La présidence française a tenté jeudi, dans un premier temps, de minimiser les conséquences de ce cafouillage, avant d'attaquer ensuite les «médias américains» et de dénoncer une «polémique honteuse».

Il s'agit d'une «interprétation sollicitée de propos en vue de déclencher une polémique honteuse sur un sujet où l'engagement de la France et du président de la République a toujours été constant et déterminé», a déclaré l'Elysée. «Cela ne nous étonne pas de la part de certains médias Outre-Atlantique qui n'hésitent pas à faire feu de tout bois contre la France».

Menace relativisée

M. Chirac, 74 ans, avait reçu lundi pour une interview commune des journalistes de l'hebdomadaire français le «Nouvel Observateur», du «New York Times» et de l'»International Herald Tribune», durant laquelle il a évoqué la menace nucléaire de l'Iran.

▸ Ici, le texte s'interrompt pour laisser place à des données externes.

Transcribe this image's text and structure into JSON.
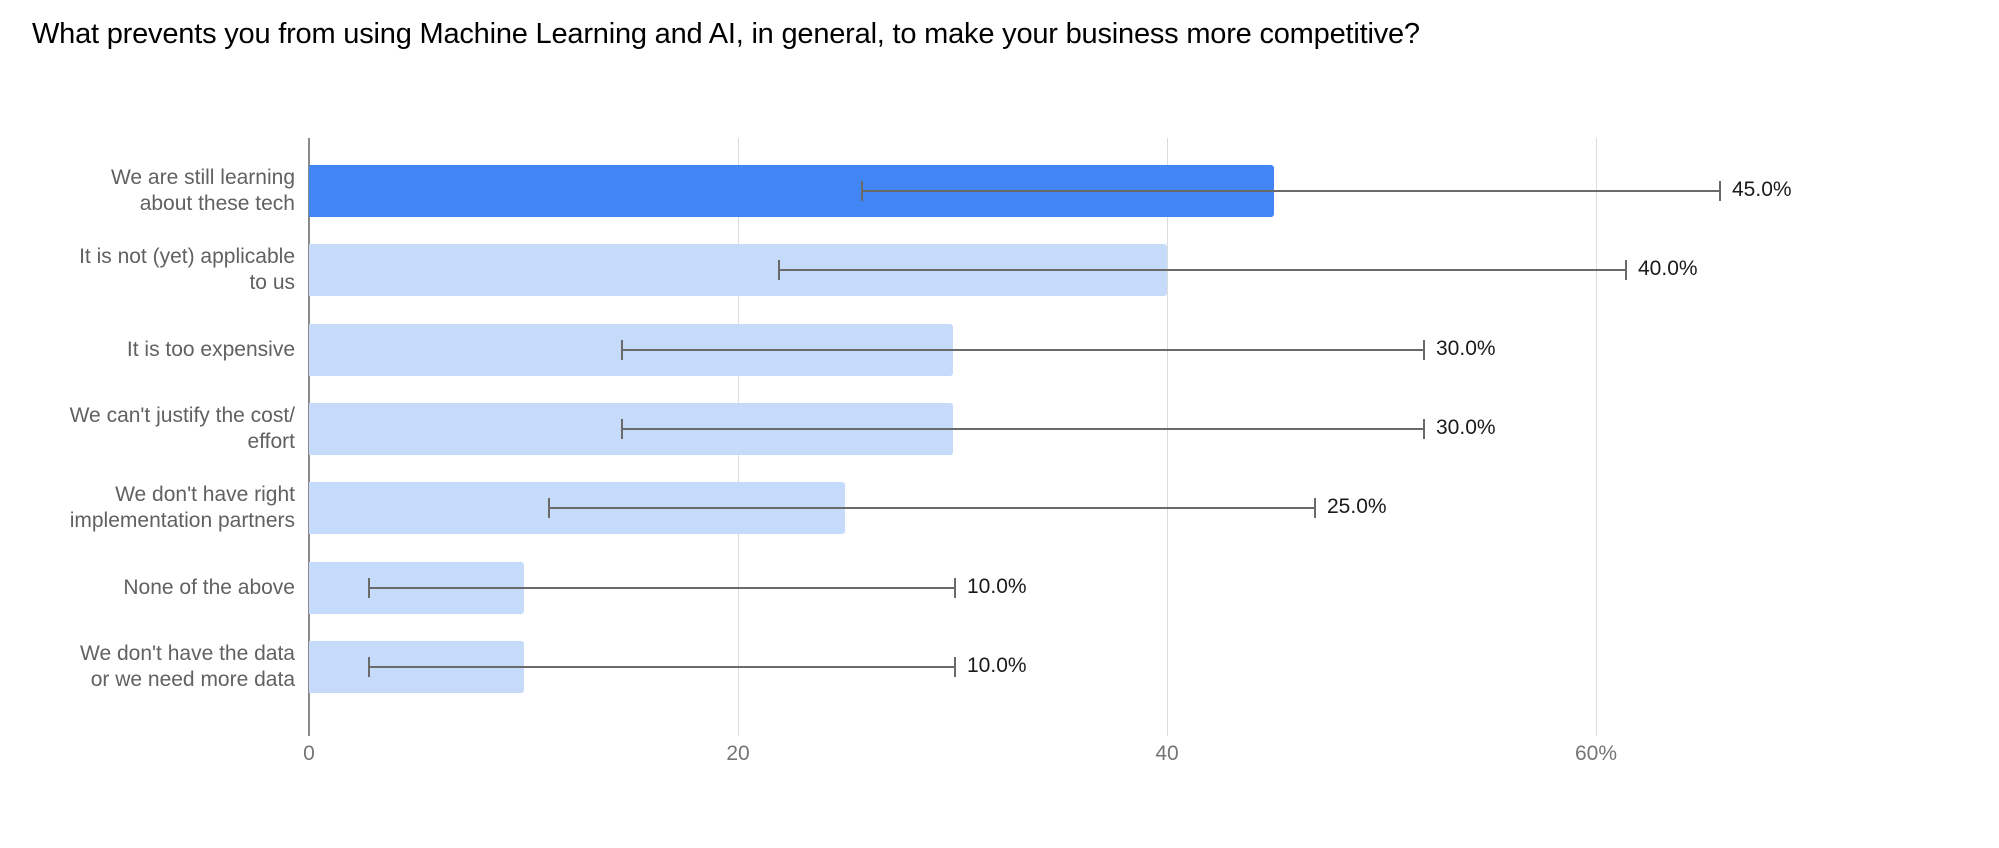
{
  "title": "What prevents you from using Machine Learning and AI, in general, to make your business more competitive?",
  "colors": {
    "highlight_bar": "#4285f4",
    "default_bar": "#c6daf9",
    "error_bar": "#6a6a6a",
    "grid": "#dcdcdc"
  },
  "x_axis": {
    "ticks": [
      {
        "value": 0,
        "label": "0"
      },
      {
        "value": 20,
        "label": "20"
      },
      {
        "value": 40,
        "label": "40"
      },
      {
        "value": 60,
        "label": "60%"
      }
    ]
  },
  "rows": [
    {
      "label_lines": [
        "We are still learning",
        "about these tech"
      ],
      "value": 45,
      "value_label": "45.0%",
      "err_low": 25.8,
      "err_high": 65.8,
      "highlight": true
    },
    {
      "label_lines": [
        "It is not (yet) applicable",
        "to us"
      ],
      "value": 40,
      "value_label": "40.0%",
      "err_low": 21.9,
      "err_high": 61.4,
      "highlight": false
    },
    {
      "label_lines": [
        "It is too expensive"
      ],
      "value": 30,
      "value_label": "30.0%",
      "err_low": 14.6,
      "err_high": 52.0,
      "highlight": false
    },
    {
      "label_lines": [
        "We can't justify the cost/",
        "effort"
      ],
      "value": 30,
      "value_label": "30.0%",
      "err_low": 14.6,
      "err_high": 52.0,
      "highlight": false
    },
    {
      "label_lines": [
        "We don't have right",
        "implementation partners"
      ],
      "value": 25,
      "value_label": "25.0%",
      "err_low": 11.2,
      "err_high": 46.9,
      "highlight": false
    },
    {
      "label_lines": [
        "None of the above"
      ],
      "value": 10,
      "value_label": "10.0%",
      "err_low": 2.8,
      "err_high": 30.1,
      "highlight": false
    },
    {
      "label_lines": [
        "We don't have the data",
        "or we need more data"
      ],
      "value": 10,
      "value_label": "10.0%",
      "err_low": 2.8,
      "err_high": 30.1,
      "highlight": false
    }
  ],
  "chart_data": {
    "type": "bar",
    "orientation": "horizontal",
    "title": "What prevents you from using Machine Learning and AI, in general, to make your business more competitive?",
    "categories": [
      "We are still learning about these tech",
      "It is not (yet) applicable to us",
      "It is too expensive",
      "We can't justify the cost/ effort",
      "We don't have right implementation partners",
      "None of the above",
      "We don't have the data or we need more data"
    ],
    "values": [
      45,
      40,
      30,
      30,
      25,
      10,
      10
    ],
    "data_labels": [
      "45.0%",
      "40.0%",
      "30.0%",
      "30.0%",
      "25.0%",
      "10.0%",
      "10.0%"
    ],
    "error_bars": {
      "low": [
        25.8,
        21.9,
        14.6,
        14.6,
        11.2,
        2.8,
        2.8
      ],
      "high": [
        65.8,
        61.4,
        52.0,
        52.0,
        46.9,
        30.1,
        30.1
      ]
    },
    "highlighted_category": "We are still learning about these tech",
    "xlabel": "",
    "ylabel": "",
    "xlim": [
      0,
      70
    ],
    "x_ticks": [
      "0",
      "20",
      "40",
      "60%"
    ],
    "grid": true,
    "legend": "none"
  }
}
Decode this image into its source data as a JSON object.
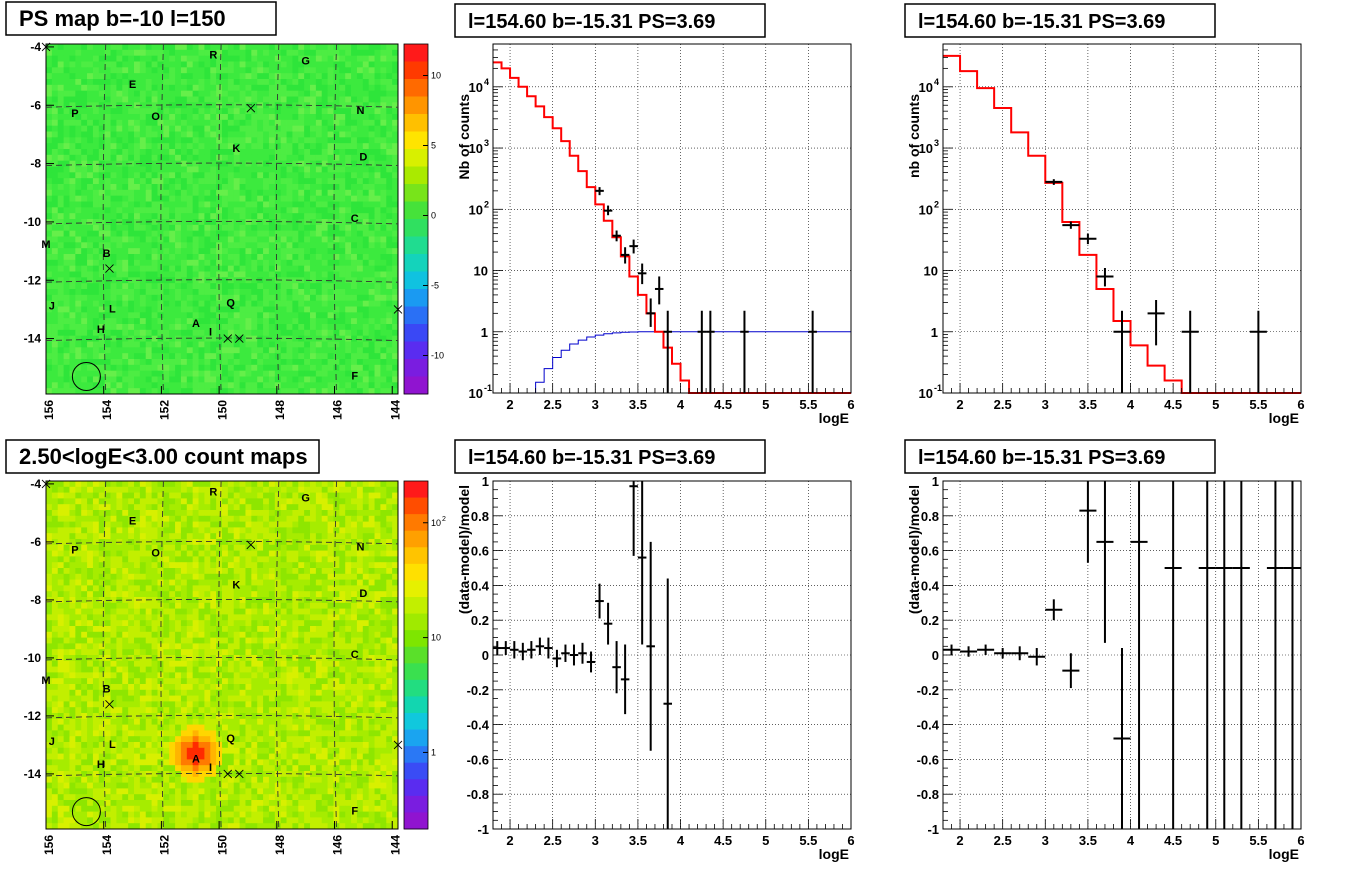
{
  "panels": [
    {
      "title": "PS map b=-10 l=150",
      "type": "heatmap",
      "xticks": [
        "156",
        "154",
        "152",
        "150",
        "148",
        "146",
        "144"
      ],
      "yticks": [
        "-4",
        "-6",
        "-8",
        "-10",
        "-12",
        "-14"
      ],
      "colorbar": {
        "scale": "linear",
        "ticks": [
          "10",
          "5",
          "0",
          "-5",
          "-10"
        ]
      },
      "labels": [
        {
          "t": "R",
          "lon": 150.2,
          "lat": -4.4
        },
        {
          "t": "G",
          "lon": 147.0,
          "lat": -4.6
        },
        {
          "t": "E",
          "lon": 153.0,
          "lat": -5.4
        },
        {
          "t": "P",
          "lon": 155.0,
          "lat": -6.4
        },
        {
          "t": "O",
          "lon": 152.2,
          "lat": -6.5
        },
        {
          "t": "N",
          "lon": 145.1,
          "lat": -6.3
        },
        {
          "t": "K",
          "lon": 149.4,
          "lat": -7.6
        },
        {
          "t": "D",
          "lon": 145.0,
          "lat": -7.9
        },
        {
          "t": "C",
          "lon": 145.3,
          "lat": -10.0
        },
        {
          "t": "M",
          "lon": 156.0,
          "lat": -10.9
        },
        {
          "t": "B",
          "lon": 153.9,
          "lat": -11.2
        },
        {
          "t": "J",
          "lon": 155.8,
          "lat": -13.0
        },
        {
          "t": "L",
          "lon": 153.7,
          "lat": -13.1
        },
        {
          "t": "Q",
          "lon": 149.6,
          "lat": -12.9
        },
        {
          "t": "A",
          "lon": 150.8,
          "lat": -13.6
        },
        {
          "t": "H",
          "lon": 154.1,
          "lat": -13.8
        },
        {
          "t": "I",
          "lon": 150.3,
          "lat": -13.9
        },
        {
          "t": "F",
          "lon": 145.3,
          "lat": -15.4
        }
      ],
      "crosses": [
        {
          "lon": 156,
          "lat": -4
        },
        {
          "lon": 148.9,
          "lat": -6.1
        },
        {
          "lon": 153.8,
          "lat": -11.6
        },
        {
          "lon": 149.7,
          "lat": -14.0
        },
        {
          "lon": 149.3,
          "lat": -14.0
        },
        {
          "lon": 143.8,
          "lat": -13.0
        }
      ],
      "circle": {
        "lon": 154.6,
        "lat": -15.3
      }
    },
    {
      "title": "l=154.60 b=-15.31 PS=3.69",
      "type": "log-histogram",
      "ylabel": "Nb of counts",
      "xlabel": "logE",
      "xlim": [
        1.8,
        6
      ],
      "ylim": [
        0.1,
        50000
      ],
      "xticks": [
        "2",
        "2.5",
        "3",
        "3.5",
        "4",
        "4.5",
        "5",
        "5.5",
        "6"
      ],
      "yticks": [
        {
          "v": 0.1,
          "t": "10"
        },
        {
          "v": 1,
          "t": "1"
        },
        {
          "v": 10,
          "t": "10"
        },
        {
          "v": 100,
          "t": "10"
        },
        {
          "v": 1000,
          "t": "10"
        },
        {
          "v": 10000,
          "t": "10"
        }
      ],
      "model_edges": [
        1.8,
        1.9,
        2.0,
        2.1,
        2.2,
        2.3,
        2.4,
        2.5,
        2.6,
        2.7,
        2.8,
        2.9,
        3.0,
        3.1,
        3.2,
        3.3,
        3.4,
        3.5,
        3.6,
        3.7,
        3.8,
        3.9,
        4.0,
        4.1,
        4.2,
        4.3,
        4.4,
        6.0
      ],
      "model": [
        25000,
        20000,
        14000,
        10000,
        7000,
        4800,
        3200,
        2100,
        1300,
        750,
        420,
        230,
        120,
        65,
        35,
        17,
        8,
        4,
        2,
        1,
        0.55,
        0.3,
        0.16,
        0.1,
        0.08,
        0.08,
        0.08
      ],
      "blue_edges": [
        1.8,
        2.2,
        2.3,
        2.4,
        2.5,
        2.6,
        2.7,
        2.8,
        2.9,
        3.0,
        3.1,
        3.2,
        3.3,
        3.4,
        3.5,
        3.6,
        6.0
      ],
      "blue": [
        0.08,
        0.1,
        0.15,
        0.25,
        0.38,
        0.5,
        0.63,
        0.73,
        0.82,
        0.88,
        0.93,
        0.96,
        0.98,
        0.99,
        1.0,
        1.0
      ],
      "data": [
        {
          "x": 3.05,
          "y": 200,
          "lo": 170,
          "hi": 230
        },
        {
          "x": 3.15,
          "y": 95,
          "lo": 80,
          "hi": 115
        },
        {
          "x": 3.25,
          "y": 37,
          "lo": 30,
          "hi": 45
        },
        {
          "x": 3.35,
          "y": 18,
          "lo": 13,
          "hi": 24
        },
        {
          "x": 3.45,
          "y": 25,
          "lo": 19,
          "hi": 32
        },
        {
          "x": 3.55,
          "y": 9,
          "lo": 6,
          "hi": 13
        },
        {
          "x": 3.65,
          "y": 2,
          "lo": 1.2,
          "hi": 3.5
        },
        {
          "x": 3.75,
          "y": 5,
          "lo": 2.8,
          "hi": 8
        },
        {
          "x": 3.85,
          "y": 1,
          "lo": 0.1,
          "hi": 2.2
        },
        {
          "x": 4.25,
          "y": 1,
          "lo": 0.1,
          "hi": 2.2
        },
        {
          "x": 4.35,
          "y": 1,
          "lo": 0.1,
          "hi": 2.2
        },
        {
          "x": 4.75,
          "y": 1,
          "lo": 0.1,
          "hi": 2.2
        },
        {
          "x": 5.55,
          "y": 1,
          "lo": 0.1,
          "hi": 2.2
        }
      ],
      "xerr": 0.05
    },
    {
      "title": "l=154.60 b=-15.31 PS=3.69",
      "type": "log-histogram",
      "ylabel": "nb of counts",
      "xlabel": "logE",
      "xlim": [
        1.8,
        6
      ],
      "ylim": [
        0.1,
        50000
      ],
      "xticks": [
        "2",
        "2.5",
        "3",
        "3.5",
        "4",
        "4.5",
        "5",
        "5.5",
        "6"
      ],
      "yticks": [
        {
          "v": 0.1,
          "t": "10"
        },
        {
          "v": 1,
          "t": "1"
        },
        {
          "v": 10,
          "t": "10"
        },
        {
          "v": 100,
          "t": "10"
        },
        {
          "v": 1000,
          "t": "10"
        },
        {
          "v": 10000,
          "t": "10"
        }
      ],
      "model_edges": [
        1.8,
        2.0,
        2.2,
        2.4,
        2.6,
        2.8,
        3.0,
        3.2,
        3.4,
        3.6,
        3.8,
        4.0,
        4.2,
        4.4,
        4.6,
        4.8,
        6.0
      ],
      "model": [
        32000,
        18000,
        9500,
        4500,
        1800,
        750,
        270,
        62,
        18,
        5,
        1.5,
        0.6,
        0.28,
        0.16,
        0.08,
        0.08
      ],
      "blue_edges": [],
      "blue": [],
      "data": [
        {
          "x": 3.1,
          "y": 280,
          "lo": 250,
          "hi": 310
        },
        {
          "x": 3.3,
          "y": 55,
          "lo": 48,
          "hi": 63
        },
        {
          "x": 3.5,
          "y": 33,
          "lo": 27,
          "hi": 40
        },
        {
          "x": 3.7,
          "y": 8,
          "lo": 5.5,
          "hi": 11
        },
        {
          "x": 3.9,
          "y": 1,
          "lo": 0.1,
          "hi": 2.2
        },
        {
          "x": 4.3,
          "y": 2,
          "lo": 0.6,
          "hi": 3.3
        },
        {
          "x": 4.7,
          "y": 1,
          "lo": 0.1,
          "hi": 2.2
        },
        {
          "x": 5.5,
          "y": 1,
          "lo": 0.1,
          "hi": 2.2
        }
      ],
      "xerr": 0.1
    },
    {
      "title": "2.50<logE<3.00 count maps",
      "type": "heatmap",
      "xticks": [
        "156",
        "154",
        "152",
        "150",
        "148",
        "146",
        "144"
      ],
      "yticks": [
        "-4",
        "-6",
        "-8",
        "-10",
        "-12",
        "-14"
      ],
      "colorbar": {
        "scale": "log",
        "ticks": [
          "10",
          "10",
          "1"
        ]
      },
      "hotspot": {
        "lon": 150.8,
        "lat": -13.3
      }
    },
    {
      "title": "l=154.60 b=-15.31 PS=3.69",
      "type": "residual",
      "ylabel": "(data-model)/model",
      "xlabel": "logE",
      "xlim": [
        1.8,
        6
      ],
      "ylim": [
        -1,
        1
      ],
      "xticks": [
        "2",
        "2.5",
        "3",
        "3.5",
        "4",
        "4.5",
        "5",
        "5.5",
        "6"
      ],
      "yticks": [
        "-1",
        "-0.8",
        "-0.6",
        "-0.4",
        "-0.2",
        "0",
        "0.2",
        "0.4",
        "0.6",
        "0.8",
        "1"
      ],
      "data": [
        {
          "x": 1.85,
          "y": 0.04,
          "e": 0.04
        },
        {
          "x": 1.95,
          "y": 0.04,
          "e": 0.04
        },
        {
          "x": 2.05,
          "y": 0.03,
          "e": 0.05
        },
        {
          "x": 2.15,
          "y": 0.02,
          "e": 0.05
        },
        {
          "x": 2.25,
          "y": 0.03,
          "e": 0.05
        },
        {
          "x": 2.35,
          "y": 0.05,
          "e": 0.05
        },
        {
          "x": 2.45,
          "y": 0.04,
          "e": 0.06
        },
        {
          "x": 2.55,
          "y": -0.02,
          "e": 0.05
        },
        {
          "x": 2.65,
          "y": 0.01,
          "e": 0.05
        },
        {
          "x": 2.75,
          "y": 0.0,
          "e": 0.06
        },
        {
          "x": 2.85,
          "y": 0.01,
          "e": 0.06
        },
        {
          "x": 2.95,
          "y": -0.04,
          "e": 0.06
        },
        {
          "x": 3.05,
          "y": 0.31,
          "e": 0.1
        },
        {
          "x": 3.15,
          "y": 0.18,
          "e": 0.12
        },
        {
          "x": 3.25,
          "y": -0.07,
          "e": 0.15
        },
        {
          "x": 3.35,
          "y": -0.14,
          "e": 0.2
        },
        {
          "x": 3.45,
          "y": 0.97,
          "e": 0.4
        },
        {
          "x": 3.55,
          "y": 0.56,
          "e": 0.5
        },
        {
          "x": 3.65,
          "y": 0.05,
          "e": 0.6
        },
        {
          "x": 3.85,
          "y": -0.28,
          "e": 0.72
        }
      ],
      "xerr": 0.05
    },
    {
      "title": "l=154.60 b=-15.31 PS=3.69",
      "type": "residual",
      "ylabel": "(data-model)/model",
      "xlabel": "logE",
      "xlim": [
        1.8,
        6
      ],
      "ylim": [
        -1,
        1
      ],
      "xticks": [
        "2",
        "2.5",
        "3",
        "3.5",
        "4",
        "4.5",
        "5",
        "5.5",
        "6"
      ],
      "yticks": [
        "-1",
        "-0.8",
        "-0.6",
        "-0.4",
        "-0.2",
        "0",
        "0.2",
        "0.4",
        "0.6",
        "0.8",
        "1"
      ],
      "data": [
        {
          "x": 1.9,
          "y": 0.03,
          "e": 0.03
        },
        {
          "x": 2.1,
          "y": 0.02,
          "e": 0.03
        },
        {
          "x": 2.3,
          "y": 0.03,
          "e": 0.03
        },
        {
          "x": 2.5,
          "y": 0.01,
          "e": 0.03
        },
        {
          "x": 2.7,
          "y": 0.01,
          "e": 0.04
        },
        {
          "x": 2.9,
          "y": -0.01,
          "e": 0.05
        },
        {
          "x": 3.1,
          "y": 0.26,
          "e": 0.06
        },
        {
          "x": 3.3,
          "y": -0.09,
          "e": 0.1
        },
        {
          "x": 3.5,
          "y": 0.83,
          "e": 0.3
        },
        {
          "x": 3.7,
          "y": 0.65,
          "e": 0.58
        },
        {
          "x": 3.9,
          "y": -0.48,
          "e": 0.52
        },
        {
          "x": 4.1,
          "y": 0.65,
          "e": 1.7
        },
        {
          "x": 4.5,
          "y": 0.5,
          "e": 1.6
        },
        {
          "x": 4.9,
          "y": 0.5,
          "e": 1.6
        },
        {
          "x": 5.1,
          "y": 0.5,
          "e": 1.6
        },
        {
          "x": 5.3,
          "y": 0.5,
          "e": 1.6
        },
        {
          "x": 5.7,
          "y": 0.5,
          "e": 1.6
        },
        {
          "x": 5.9,
          "y": 0.5,
          "e": 1.6
        }
      ],
      "xerr": 0.1
    }
  ],
  "chart_data": [
    {
      "type": "heatmap",
      "title": "PS map b=-10 l=150",
      "x_range": [
        156,
        144
      ],
      "y_range": [
        -16,
        -4
      ]
    },
    {
      "type": "line",
      "title": "l=154.60 b=-15.31 PS=3.69",
      "xlabel": "logE",
      "ylabel": "Nb of counts",
      "yscale": "log"
    },
    {
      "type": "line",
      "title": "l=154.60 b=-15.31 PS=3.69",
      "xlabel": "logE",
      "ylabel": "nb of counts",
      "yscale": "log"
    },
    {
      "type": "heatmap",
      "title": "2.50<logE<3.00 count maps",
      "x_range": [
        156,
        144
      ],
      "y_range": [
        -16,
        -4
      ]
    },
    {
      "type": "scatter",
      "title": "l=154.60 b=-15.31 PS=3.69",
      "xlabel": "logE",
      "ylabel": "(data-model)/model"
    },
    {
      "type": "scatter",
      "title": "l=154.60 b=-15.31 PS=3.69",
      "xlabel": "logE",
      "ylabel": "(data-model)/model"
    }
  ]
}
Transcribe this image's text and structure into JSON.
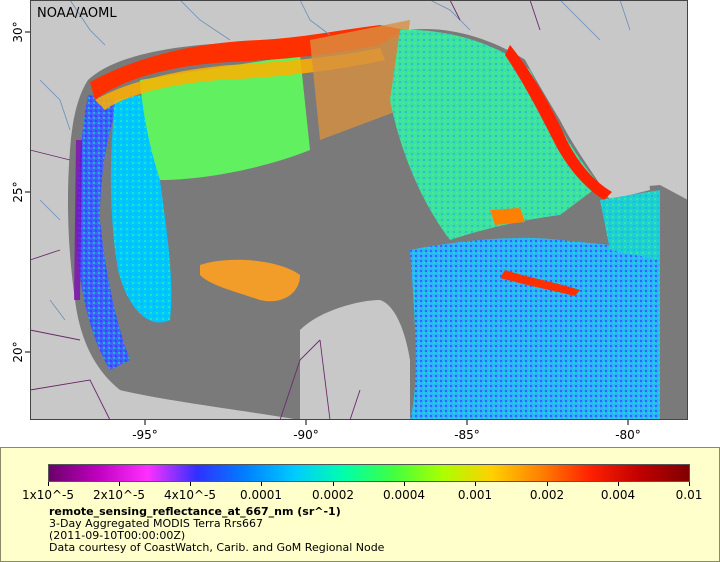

Selon ces journaux, M. Chirac a déclaré dans un premier temps que ce n'était pas tant le fait que l'Iran possède une bombe nucléaire qui serait «dangereux», ajoutant: «Où l'Iran enverrait-il cette bombe? Sur Israël? Elle n'aura pas fait 200 mètres dans l'atmosphère que Téhéran sera rasée».

«Avoir une, ou peut-être un peu plus tard une seconde bombe, et bien, cela n'est pas très dangereux. Mais ce qui est très dangereux, c'est la prolifération», selon le «Herald Tribune». Le lendemain, M. Chirac a fait revenir les journalistes à l'Elysée pour rectifier ses propos, expliquant qu'il avait fait «un raccourci schématique, extrêmement schématique».

«Chirac rectifie Chirac»

«Quand Chirac rectifie Chirac», écrivait jeudi le «Nouvel Observateur», tandis que l'»International Herald Tribune» titrait à la Une: «Chirac songe, puis revient en arrière», à propos de cet entretien. «Chirac pas troublé par un Iran nucléaire - puis revient en arrière», titre pour sa part le «New York Times».

Dans la matinée, le chef de la diplomatie française Philippe Douste-Blazy a rappelé la position officielle de Paris. «Tant que l'Iran n'accepte pas de suspendre ses activités nucléaires sensibles, alors nous, nous continuons notre démarche avec des sanctions au Conseil de sécurité», a-t-il assuré, appelant les Iraniens «à ne pas s'isoler».